Regulation

Later today, U.S. President Joe Biden will sign a long-anticipated executive order on digital assets. Despite fears that the order may resound a regulatory clampdown on the industry, the language of the document is fairly favorable, the key focus being the coordination and consolidation of various agencies’ efforts within a unified national policy.

The order designates six key areas of the federal government’s involvement with the digital asset ecosystem — consumer and investor protection, financial stability, financial inclusion, responsible innovation, the United States’ global financial leadership and combating illicit financial activity — and directs specific agencies to lead in designated policy and enforcement domains.

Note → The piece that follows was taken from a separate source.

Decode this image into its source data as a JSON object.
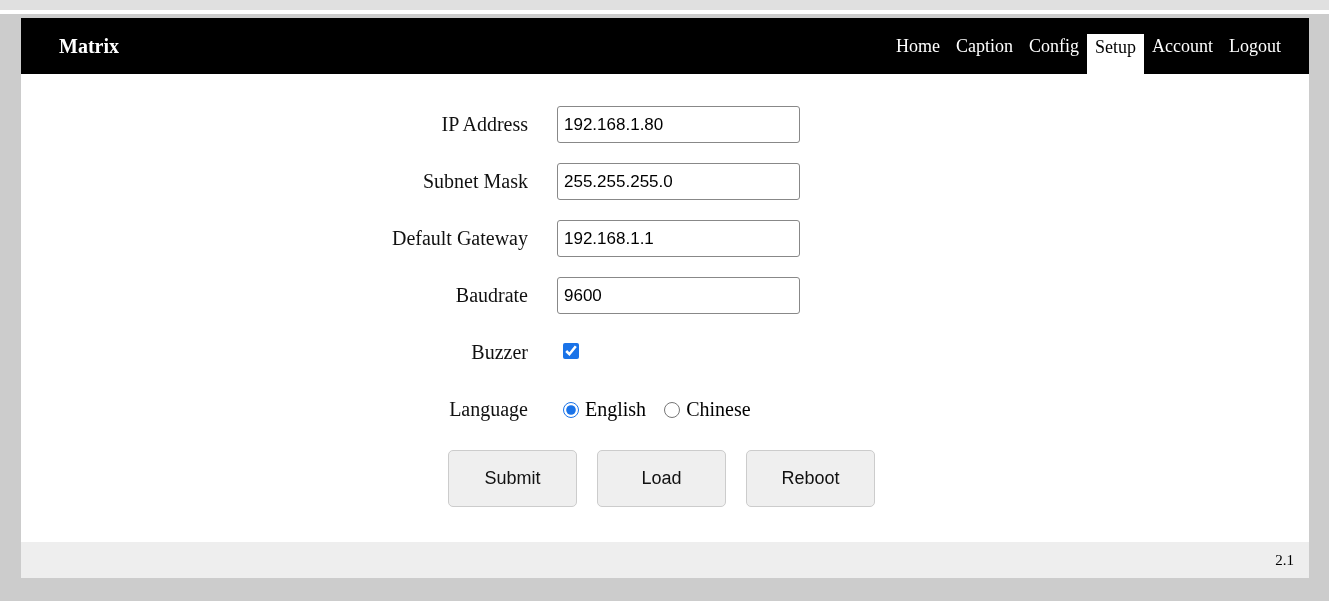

The Department of the Treasury will take the lead in developing policy recommendations for mitigating both systemic and consumer risks associated with digital assets. The Financial Stability and Oversight Council is directed to assess global and domestic risks and highlight policy gaps that are should be closed. Matters of national security and combatting illicit finance will become a whole-of-government concern, with all relevant agencies “directing unprecedented focus of coordinated action” on crypto-related risks.

In addition to addressing risks, Biden’s executive order makes a nod to digital assets’ potential to expand the accessibility of financial services and contribute to maintaining the United States’ global financial leadership. Specifically, it directs the Department of Commerce to devise a framework ensuring that the U.S. is competitive in the digital asset space.

The order also directs the Treasury to produce a report on the “future of money and payment systems” and encourages the Federal Reserve to ramp up research and development of a potential U.S. central bank digital currency, or CBDC.

The executive order comes amid the U.S. government’s heightened concerns over the possibility of Russia using cryptocurrency to dodge Western sanctions in the wake of its military actions in Ukraine. Semi-informed speculations regarding the contents of the document began to circulate one day before its actual publication as Treasury Secretary Janet Yellen’s statement on the order went public prematurely, apparently by error.